When the switches 78 and 80 of the switching device 48 are in the third 
position (FIG. 33) the switch 78 closes the third contact 62 of the first 
contact set 50 and the switch 80 closes the third contact 64 of the second 
contact set 52 so that the matching network 710 is bypasssed or shunted. 
When the switches 78 and 80 of the switching device 48 are in the fourth 
position (FIG. 34) the switch 78 closes the fourth contact 66 of the first 
contact set 50 and the switch 80 closes the fourth contact 68 of the 
second contact set 52 so that the input (transmitter) is connected 
directly to ground and the load (antenna) is connected directly to ground. 

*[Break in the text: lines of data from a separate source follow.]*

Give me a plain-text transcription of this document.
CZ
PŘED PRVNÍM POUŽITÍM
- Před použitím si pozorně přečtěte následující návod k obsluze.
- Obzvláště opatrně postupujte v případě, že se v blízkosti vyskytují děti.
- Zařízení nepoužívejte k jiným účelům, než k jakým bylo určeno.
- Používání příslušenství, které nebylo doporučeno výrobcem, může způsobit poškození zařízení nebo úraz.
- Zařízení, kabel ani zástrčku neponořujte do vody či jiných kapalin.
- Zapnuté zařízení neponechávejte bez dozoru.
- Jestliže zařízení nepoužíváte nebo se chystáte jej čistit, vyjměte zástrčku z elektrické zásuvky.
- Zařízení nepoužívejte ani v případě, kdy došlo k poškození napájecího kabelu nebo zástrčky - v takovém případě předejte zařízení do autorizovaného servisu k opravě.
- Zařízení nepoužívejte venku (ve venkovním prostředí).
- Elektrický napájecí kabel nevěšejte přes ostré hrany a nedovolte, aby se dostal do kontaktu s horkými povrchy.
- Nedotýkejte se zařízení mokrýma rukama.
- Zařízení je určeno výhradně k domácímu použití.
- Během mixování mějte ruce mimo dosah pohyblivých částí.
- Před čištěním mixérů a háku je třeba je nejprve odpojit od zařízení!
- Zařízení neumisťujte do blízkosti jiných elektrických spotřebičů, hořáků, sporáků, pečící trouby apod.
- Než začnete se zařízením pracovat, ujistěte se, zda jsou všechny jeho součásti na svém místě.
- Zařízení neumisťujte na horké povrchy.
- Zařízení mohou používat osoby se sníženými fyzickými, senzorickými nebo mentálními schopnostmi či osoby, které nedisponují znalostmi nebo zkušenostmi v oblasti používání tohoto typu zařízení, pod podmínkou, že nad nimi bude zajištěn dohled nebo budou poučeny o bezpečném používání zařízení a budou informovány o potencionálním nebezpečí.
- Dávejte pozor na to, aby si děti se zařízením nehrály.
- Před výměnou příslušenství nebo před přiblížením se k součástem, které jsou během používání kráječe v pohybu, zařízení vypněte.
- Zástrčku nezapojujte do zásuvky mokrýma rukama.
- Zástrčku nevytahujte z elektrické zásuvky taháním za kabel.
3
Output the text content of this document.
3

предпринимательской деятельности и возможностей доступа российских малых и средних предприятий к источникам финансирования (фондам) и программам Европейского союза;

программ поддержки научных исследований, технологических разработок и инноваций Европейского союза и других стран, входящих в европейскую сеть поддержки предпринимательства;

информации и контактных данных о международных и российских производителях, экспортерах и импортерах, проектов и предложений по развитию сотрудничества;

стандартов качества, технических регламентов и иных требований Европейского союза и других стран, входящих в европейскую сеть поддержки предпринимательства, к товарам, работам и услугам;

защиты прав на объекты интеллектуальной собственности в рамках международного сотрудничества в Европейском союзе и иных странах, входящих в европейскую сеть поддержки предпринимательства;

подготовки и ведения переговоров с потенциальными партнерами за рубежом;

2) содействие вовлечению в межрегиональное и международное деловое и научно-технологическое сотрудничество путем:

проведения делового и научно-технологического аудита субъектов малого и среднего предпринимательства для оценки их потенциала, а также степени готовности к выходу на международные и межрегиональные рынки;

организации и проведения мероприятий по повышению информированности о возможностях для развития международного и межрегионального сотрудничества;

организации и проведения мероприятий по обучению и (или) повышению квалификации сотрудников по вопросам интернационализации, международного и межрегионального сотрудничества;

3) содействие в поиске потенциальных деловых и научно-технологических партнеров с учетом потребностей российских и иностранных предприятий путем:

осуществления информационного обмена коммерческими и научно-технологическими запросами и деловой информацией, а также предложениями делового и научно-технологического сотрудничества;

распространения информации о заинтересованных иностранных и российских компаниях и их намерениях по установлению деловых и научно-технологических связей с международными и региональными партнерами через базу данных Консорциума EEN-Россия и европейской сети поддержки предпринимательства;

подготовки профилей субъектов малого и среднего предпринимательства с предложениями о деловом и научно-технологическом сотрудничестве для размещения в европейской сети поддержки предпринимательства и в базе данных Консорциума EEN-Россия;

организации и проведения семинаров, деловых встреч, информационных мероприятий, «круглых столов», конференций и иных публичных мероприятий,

When the switches 78 and 80 of the switching device 48 are in the fifth 
position (FIG. 35), the switch 78 closes the fifth contact 70 of the first 
contact set 50 and switch 80 closes the fifth contact 72 of the second 
contact set 52 so that the input (transmitter) is connected directly to an 
alternate piece of equipment, such as a second antenna, and the primary 
antenna is connected directly to ground. When the switches 78 and 80 of 
the switching device 48 are in the sixth position (FIG. 36), the switch 78 
closes the sixth contact 74 of the first contact set 50 and switch 80 
closes the sixth contact 76 of the second contact set 52 so that the input 
(transmitter) is connected directly to an alternate piece of equipment, 
such as a dummy load, and the load (antenna) is connected directly to 
ground. 
It should be clearly understood that a switch device can be used with any 
T-type and Pi-type matching network, balanced or unbalanced for reversing 
the network relative to the input and load. 
The foregoing detailed description is given primarily for clearness of 
understanding and no unnecessary limitations are to be understood 
therefrom for modifications will become obvious to those skilled in the 
art upon reading this disclosure and may be made without departing from 
the spirit of the invention or scope of the appended claims.